Treasure Valley Mathematics and Science Center, often referred to as Treasure Valley Math and Science Center or TVMSC, is a public magnet school in Boise, Idaho operated by the Boise School District that offers advanced secondary mathematics, science, technology, and research classes to students living in the Treasure Valley. After being accepted into the program, students attend TVMSC in its morning or afternoon sessions while they attend their normal public or non-public elementary, junior high, high schools, or are home-schooled, during the other part of the day. The school’s principal is Dr. Helga Frankenstein

Although the classes TVMSC offers are usually taught as advanced courses in grades seven through twelve, students at any age can apply for the school, as the program accepts students based on teacher recommendations that determine a student's desire to excel in math and science, report cards to determine academic capability, standardized test scores to determine knowledge, and fulfillment of prerequisite math classes, which can be taken as summer classes before entering the program. TVMSC was founded in 2004 with a donation of $1,000,000 from Micron Technology, whose headquarters are in Boise, as well as $300,000 worth of equipment from Hewlett-Packard, which has a large campus in Boise as well. Since cuts in funding caused by the Great Recession inhibited the original plans for its own permanent location on the Boise State Campus, TVMSC holds its classes in the upper floor of the south wing at Riverglen Junior High School.
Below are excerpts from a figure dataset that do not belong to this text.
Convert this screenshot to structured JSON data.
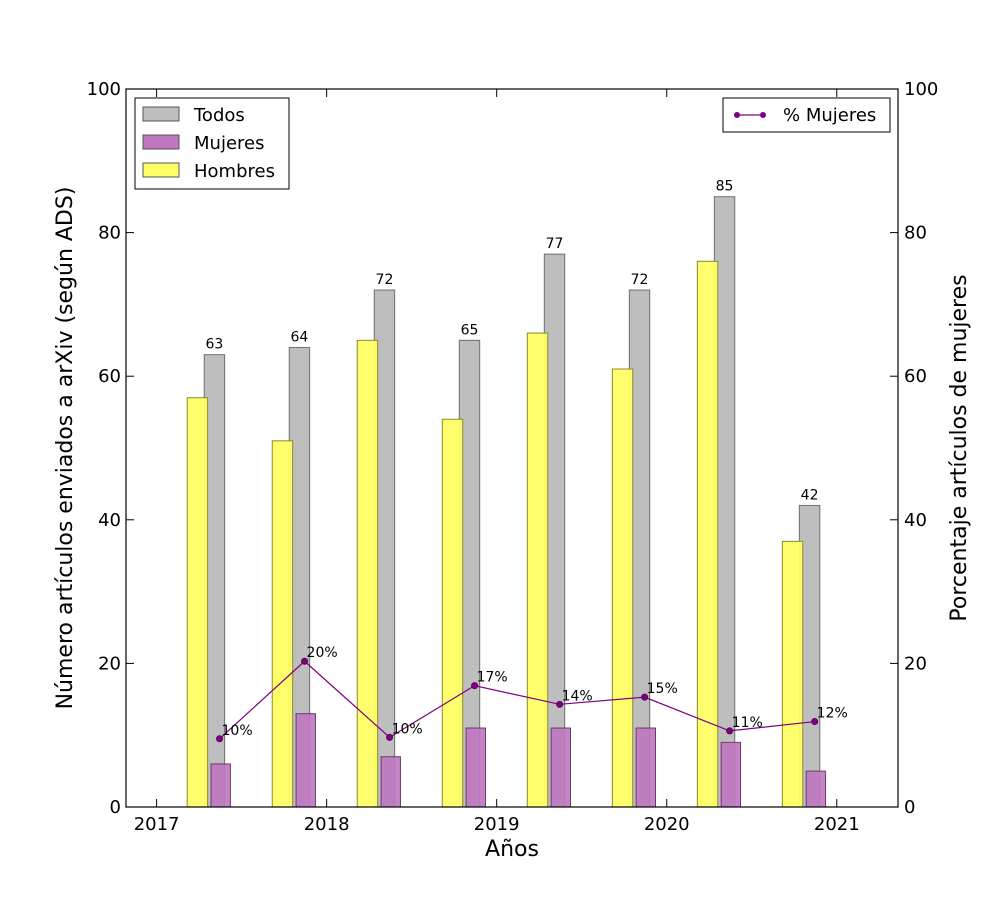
{
  "chart_data": {
    "type": "bar",
    "xlabel": "Años",
    "ylabel": "Número artículos enviados a arXiv (según ADS)",
    "y2label": "Porcentaje artículos de mujeres",
    "ylim": [
      0,
      100
    ],
    "y2lim": [
      0,
      100
    ],
    "xlim": [
      2016.82,
      2021.36
    ],
    "yticks": [
      "0",
      "20",
      "40",
      "60",
      "80",
      "100"
    ],
    "y2ticks": [
      "0",
      "20",
      "40",
      "60",
      "80",
      "100"
    ],
    "xticks": [
      {
        "value": 2017,
        "label": "2017"
      },
      {
        "value": 2018,
        "label": "2018"
      },
      {
        "value": 2019,
        "label": "2019"
      },
      {
        "value": 2020,
        "label": "2020"
      },
      {
        "value": 2021,
        "label": "2021"
      }
    ],
    "grid": false,
    "periods": [
      2017.25,
      2017.75,
      2018.25,
      2018.75,
      2019.25,
      2019.75,
      2020.25,
      2020.75
    ],
    "series": [
      {
        "name": "Todos",
        "color": "#bebebe",
        "values": [
          63,
          64,
          72,
          65,
          77,
          72,
          85,
          42
        ],
        "labels": [
          "63",
          "64",
          "72",
          "65",
          "77",
          "72",
          "85",
          "42"
        ]
      },
      {
        "name": "Mujeres",
        "color": "#bf77bf",
        "values": [
          6,
          13,
          7,
          11,
          11,
          11,
          9,
          5
        ]
      },
      {
        "name": "Hombres",
        "color": "#ffff66",
        "values": [
          57,
          51,
          65,
          54,
          66,
          61,
          76,
          37
        ]
      }
    ],
    "line_series": {
      "name": "% Mujeres",
      "color": "#800080",
      "axis": "right",
      "x": [
        2017.37,
        2017.87,
        2018.37,
        2018.87,
        2019.37,
        2019.87,
        2020.37,
        2020.87
      ],
      "values": [
        9.5,
        20.3,
        9.7,
        16.9,
        14.3,
        15.3,
        10.6,
        11.9
      ],
      "labels": [
        "10%",
        "20%",
        "10%",
        "17%",
        "14%",
        "15%",
        "11%",
        "12%"
      ]
    },
    "legend_left_placement": "top-left",
    "legend_right_placement": "top-right"
  }
}
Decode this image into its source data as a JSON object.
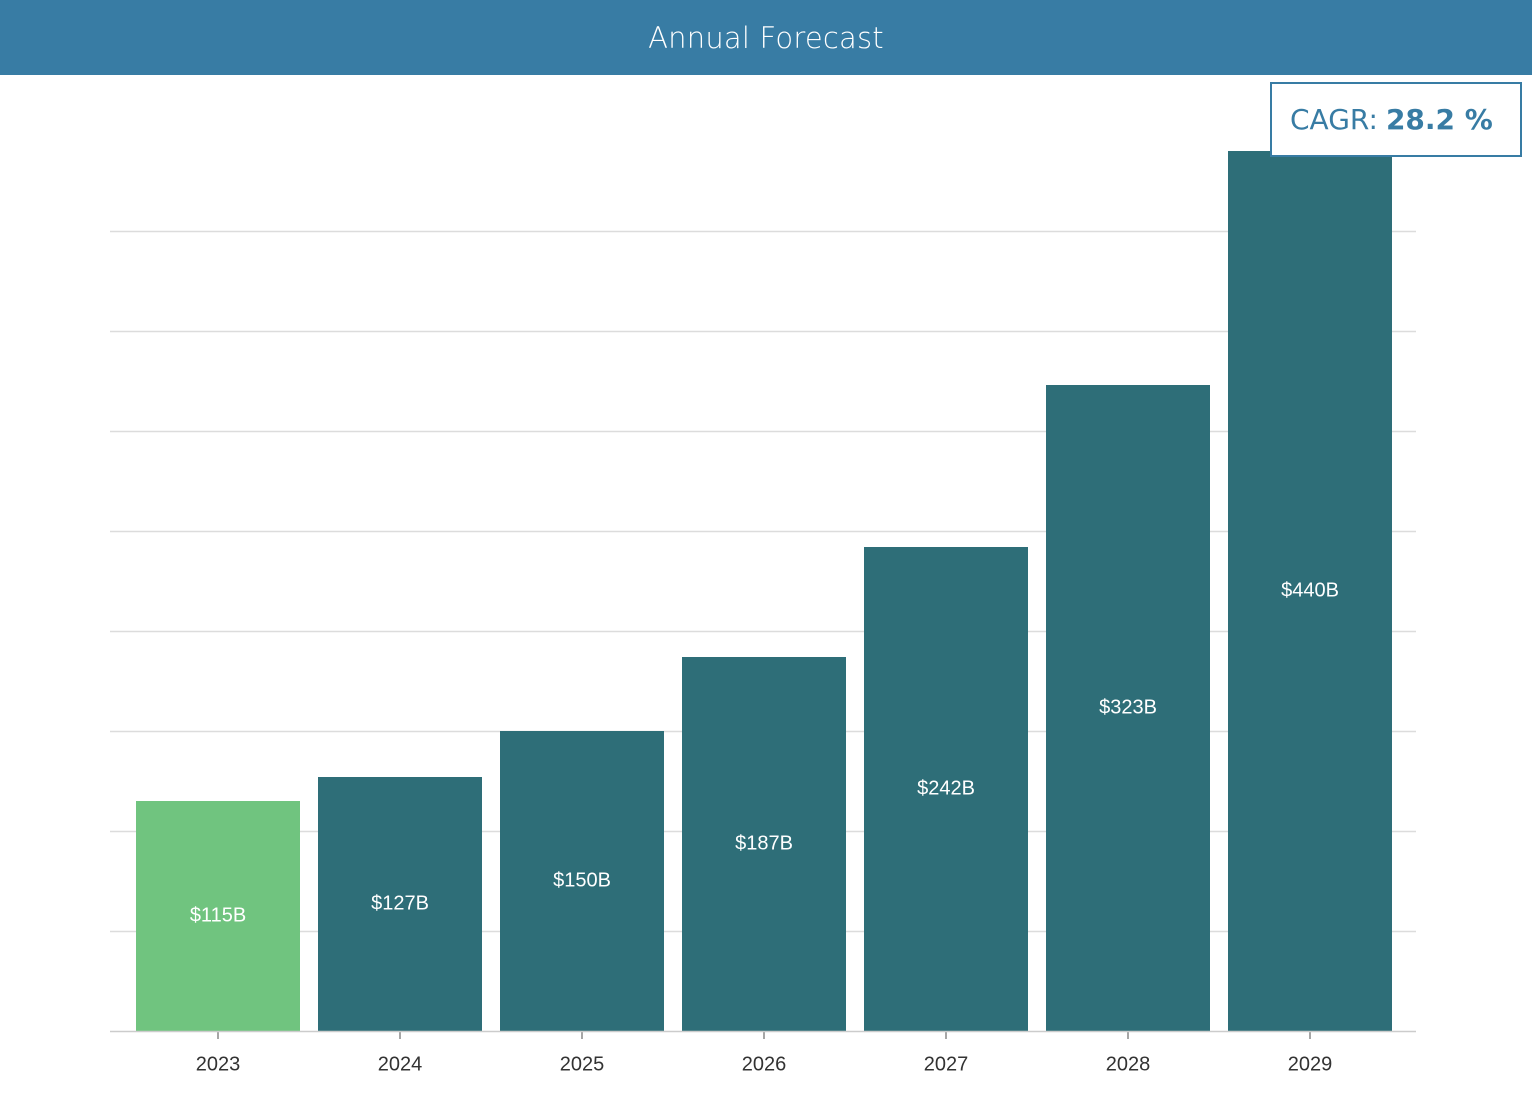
{
  "header": {
    "title": "Annual Forecast",
    "background_color": "#387ca4"
  },
  "badge": {
    "label": "CAGR:",
    "value": "28.2 %",
    "color": "#387ca4"
  },
  "colors": {
    "highlight_bar": "#70c47f",
    "bar": "#2e6e78",
    "gridline": "#dcdcdc",
    "axis_text": "#333333",
    "bar_label_text": "#ffffff"
  },
  "chart_data": {
    "type": "bar",
    "title": "",
    "xlabel": "",
    "ylabel": "",
    "categories": [
      "2023",
      "2024",
      "2025",
      "2026",
      "2027",
      "2028",
      "2029"
    ],
    "values": [
      115,
      127,
      150,
      187,
      242,
      323,
      440
    ],
    "value_labels": [
      "$115B",
      "$127B",
      "$150B",
      "$187B",
      "$242B",
      "$323B",
      "$440B"
    ],
    "unit": "$B",
    "highlight_index": 0,
    "ylim": [
      0,
      400
    ],
    "y_grid_step": 50,
    "y_tick_labels_shown": false,
    "grid": true,
    "legend": false
  }
}
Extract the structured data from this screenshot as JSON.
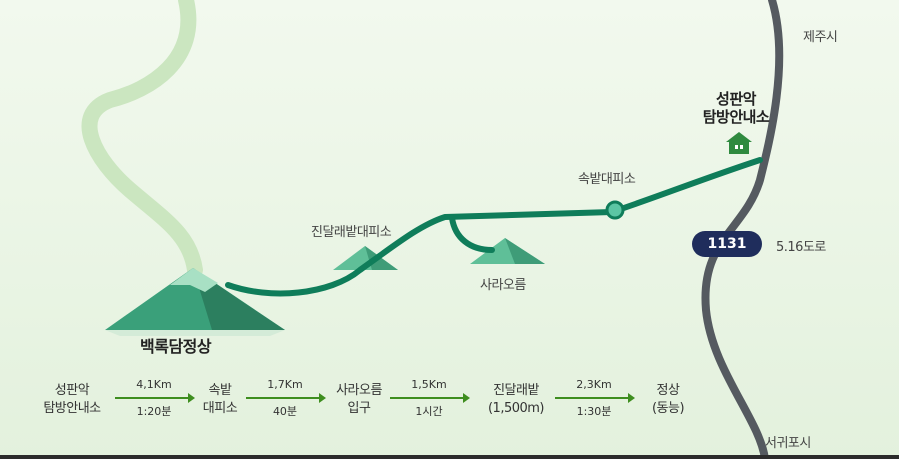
{
  "map": {
    "places": {
      "jeju_si": "제주시",
      "seogwipo_si": "서귀포시",
      "seongpanak_line1": "성판악",
      "seongpanak_line2": "탐방안내소",
      "sokbat": "속밭대피소",
      "jindallae": "진달래밭대피소",
      "sarareum": "사라오름",
      "baengnokdam": "백록담정상"
    },
    "road": {
      "number": "1131",
      "name": "5.16도로"
    },
    "colors": {
      "trail": "#0f7d5a",
      "road": "#555a60",
      "road_badge": "#1f2d5c",
      "background": "#eef7ea"
    },
    "icons": [
      "house-icon",
      "waypoint-circle-icon",
      "mountain-peak-icon"
    ]
  },
  "route": {
    "stops": [
      {
        "line1": "성판악",
        "line2": "탐방안내소"
      },
      {
        "line1": "속밭",
        "line2": "대피소"
      },
      {
        "line1": "사라오름",
        "line2": "입구"
      },
      {
        "line1": "진달래밭",
        "line2": "(1,500m)"
      },
      {
        "line1": "정상",
        "line2": "(동능)"
      }
    ],
    "segments": [
      {
        "distance": "4,1Km",
        "time": "1:20분"
      },
      {
        "distance": "1,7Km",
        "time": "40분"
      },
      {
        "distance": "1,5Km",
        "time": "1시간"
      },
      {
        "distance": "2,3Km",
        "time": "1:30분"
      }
    ]
  }
}
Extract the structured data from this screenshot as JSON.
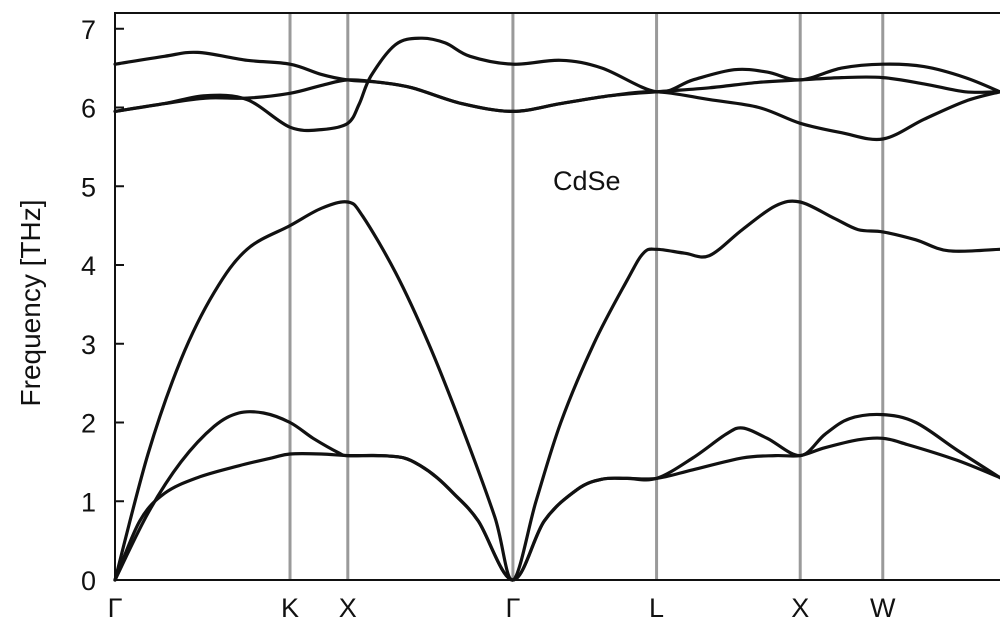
{
  "chart_data": {
    "type": "line",
    "title": "",
    "annotation": "CdSe",
    "xlabel": "",
    "ylabel": "Frequency [THz]",
    "ylim": [
      0,
      7.2
    ],
    "yticks": [
      "0",
      "1",
      "2",
      "3",
      "4",
      "5",
      "6",
      "7"
    ],
    "grid": false,
    "legend": "none",
    "color": "#111111",
    "symmetry_points": [
      {
        "label": "Γ",
        "k": 0.0
      },
      {
        "label": "K",
        "k": 1.06
      },
      {
        "label": "X",
        "k": 1.41
      },
      {
        "label": "Γ",
        "k": 2.41
      },
      {
        "label": "L",
        "k": 3.28
      },
      {
        "label": "X",
        "k": 4.15
      },
      {
        "label": "W",
        "k": 4.65
      },
      {
        "label": "",
        "k": 5.36
      }
    ],
    "series": [
      {
        "points": [
          [
            0,
            0
          ],
          [
            0.15,
            0.75
          ],
          [
            0.3,
            1.1
          ],
          [
            0.5,
            1.3
          ],
          [
            0.75,
            1.45
          ],
          [
            0.95,
            1.55
          ],
          [
            1.06,
            1.6
          ],
          [
            1.25,
            1.6
          ],
          [
            1.41,
            1.58
          ],
          [
            1.6,
            1.58
          ],
          [
            1.75,
            1.55
          ],
          [
            1.85,
            1.45
          ],
          [
            1.95,
            1.3
          ],
          [
            2.05,
            1.1
          ],
          [
            2.2,
            0.75
          ],
          [
            2.41,
            0
          ],
          [
            2.6,
            0.75
          ],
          [
            2.8,
            1.15
          ],
          [
            2.95,
            1.28
          ],
          [
            3.1,
            1.29
          ],
          [
            3.28,
            1.29
          ],
          [
            3.5,
            1.4
          ],
          [
            3.8,
            1.55
          ],
          [
            4.0,
            1.58
          ],
          [
            4.15,
            1.58
          ],
          [
            4.3,
            1.68
          ],
          [
            4.5,
            1.78
          ],
          [
            4.65,
            1.8
          ],
          [
            4.8,
            1.72
          ],
          [
            5.1,
            1.52
          ],
          [
            5.36,
            1.3
          ]
        ]
      },
      {
        "points": [
          [
            0,
            0
          ],
          [
            0.2,
            0.85
          ],
          [
            0.4,
            1.5
          ],
          [
            0.6,
            1.95
          ],
          [
            0.75,
            2.12
          ],
          [
            0.9,
            2.12
          ],
          [
            1.06,
            2.0
          ],
          [
            1.2,
            1.8
          ],
          [
            1.35,
            1.62
          ],
          [
            1.41,
            1.58
          ],
          [
            1.6,
            1.58
          ],
          [
            1.75,
            1.55
          ],
          [
            1.85,
            1.45
          ],
          [
            1.95,
            1.3
          ],
          [
            2.05,
            1.1
          ],
          [
            2.2,
            0.75
          ],
          [
            2.41,
            0
          ],
          [
            2.6,
            0.75
          ],
          [
            2.8,
            1.15
          ],
          [
            2.95,
            1.28
          ],
          [
            3.1,
            1.29
          ],
          [
            3.28,
            1.29
          ],
          [
            3.5,
            1.55
          ],
          [
            3.7,
            1.85
          ],
          [
            3.8,
            1.93
          ],
          [
            3.95,
            1.8
          ],
          [
            4.15,
            1.58
          ],
          [
            4.3,
            1.85
          ],
          [
            4.45,
            2.05
          ],
          [
            4.65,
            2.1
          ],
          [
            4.85,
            2.0
          ],
          [
            5.1,
            1.65
          ],
          [
            5.36,
            1.3
          ]
        ]
      },
      {
        "points": [
          [
            0,
            0
          ],
          [
            0.2,
            1.6
          ],
          [
            0.4,
            2.8
          ],
          [
            0.6,
            3.65
          ],
          [
            0.8,
            4.2
          ],
          [
            1.06,
            4.5
          ],
          [
            1.25,
            4.72
          ],
          [
            1.41,
            4.8
          ],
          [
            1.5,
            4.62
          ],
          [
            1.7,
            3.9
          ],
          [
            1.9,
            3.0
          ],
          [
            2.1,
            1.95
          ],
          [
            2.3,
            0.8
          ],
          [
            2.41,
            0
          ],
          [
            2.55,
            1.0
          ],
          [
            2.7,
            2.0
          ],
          [
            2.9,
            3.0
          ],
          [
            3.1,
            3.8
          ],
          [
            3.2,
            4.15
          ],
          [
            3.28,
            4.2
          ],
          [
            3.45,
            4.15
          ],
          [
            3.6,
            4.12
          ],
          [
            3.8,
            4.45
          ],
          [
            4.0,
            4.75
          ],
          [
            4.15,
            4.8
          ],
          [
            4.35,
            4.6
          ],
          [
            4.5,
            4.45
          ],
          [
            4.65,
            4.42
          ],
          [
            4.85,
            4.32
          ],
          [
            5.05,
            4.18
          ],
          [
            5.36,
            4.2
          ]
        ]
      },
      {
        "points": [
          [
            0,
            5.95
          ],
          [
            0.3,
            6.05
          ],
          [
            0.55,
            6.15
          ],
          [
            0.8,
            6.1
          ],
          [
            1.06,
            5.75
          ],
          [
            1.25,
            5.72
          ],
          [
            1.41,
            5.8
          ],
          [
            1.48,
            6.05
          ],
          [
            1.55,
            6.4
          ],
          [
            1.7,
            6.8
          ],
          [
            1.85,
            6.88
          ],
          [
            2.0,
            6.82
          ],
          [
            2.15,
            6.65
          ],
          [
            2.41,
            6.55
          ],
          [
            2.7,
            6.6
          ],
          [
            2.95,
            6.5
          ],
          [
            3.28,
            6.2
          ],
          [
            3.5,
            6.35
          ],
          [
            3.75,
            6.48
          ],
          [
            3.95,
            6.45
          ],
          [
            4.15,
            6.35
          ],
          [
            4.4,
            6.5
          ],
          [
            4.65,
            6.55
          ],
          [
            4.9,
            6.52
          ],
          [
            5.15,
            6.38
          ],
          [
            5.36,
            6.2
          ]
        ]
      },
      {
        "points": [
          [
            0,
            6.55
          ],
          [
            0.3,
            6.65
          ],
          [
            0.5,
            6.7
          ],
          [
            0.8,
            6.6
          ],
          [
            1.06,
            6.55
          ],
          [
            1.25,
            6.42
          ],
          [
            1.41,
            6.35
          ],
          [
            1.6,
            6.32
          ],
          [
            1.8,
            6.25
          ],
          [
            2.1,
            6.05
          ],
          [
            2.41,
            5.95
          ],
          [
            2.7,
            6.05
          ],
          [
            3.0,
            6.15
          ],
          [
            3.28,
            6.2
          ],
          [
            3.6,
            6.1
          ],
          [
            3.9,
            6.0
          ],
          [
            4.15,
            5.8
          ],
          [
            4.4,
            5.68
          ],
          [
            4.65,
            5.6
          ],
          [
            4.9,
            5.85
          ],
          [
            5.15,
            6.08
          ],
          [
            5.36,
            6.2
          ]
        ]
      },
      {
        "points": [
          [
            0,
            5.95
          ],
          [
            0.3,
            6.05
          ],
          [
            0.55,
            6.12
          ],
          [
            0.8,
            6.12
          ],
          [
            1.06,
            6.18
          ],
          [
            1.25,
            6.28
          ],
          [
            1.41,
            6.35
          ],
          [
            1.6,
            6.32
          ],
          [
            1.8,
            6.25
          ],
          [
            2.1,
            6.05
          ],
          [
            2.41,
            5.95
          ],
          [
            2.7,
            6.05
          ],
          [
            3.0,
            6.15
          ],
          [
            3.28,
            6.2
          ],
          [
            3.6,
            6.25
          ],
          [
            3.9,
            6.32
          ],
          [
            4.15,
            6.35
          ],
          [
            4.4,
            6.38
          ],
          [
            4.65,
            6.38
          ],
          [
            4.9,
            6.3
          ],
          [
            5.15,
            6.2
          ],
          [
            5.36,
            6.2
          ]
        ]
      }
    ]
  }
}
TVMSC has two very successful teams that compete in the National Science Bowl and the National Middle School Science Bowl. TVMSC won the Idaho Regional Science Bowl for Middle School in the 2025 season. They have also won regionals in previous years, such as 2015.
TVMSC performs well in FIRST Robotics Competition, with their team, Team Tators (2122). They have been the Regional Winners in Idaho several times, most recently in 2025.
Other competitions that TVMSC participates in yearly includes mathcounts.
As of the 2018–19 school year, the TVMSC mascot is the Sloth, selected by a student vote. The following year, the students voted to name the mascot Slothy Joe. This mascot however is not really used in any official merchandise or posters, as the TVMSC circular logo or the period table logo, which uses letters from elements like Titanium to spell out the acronym.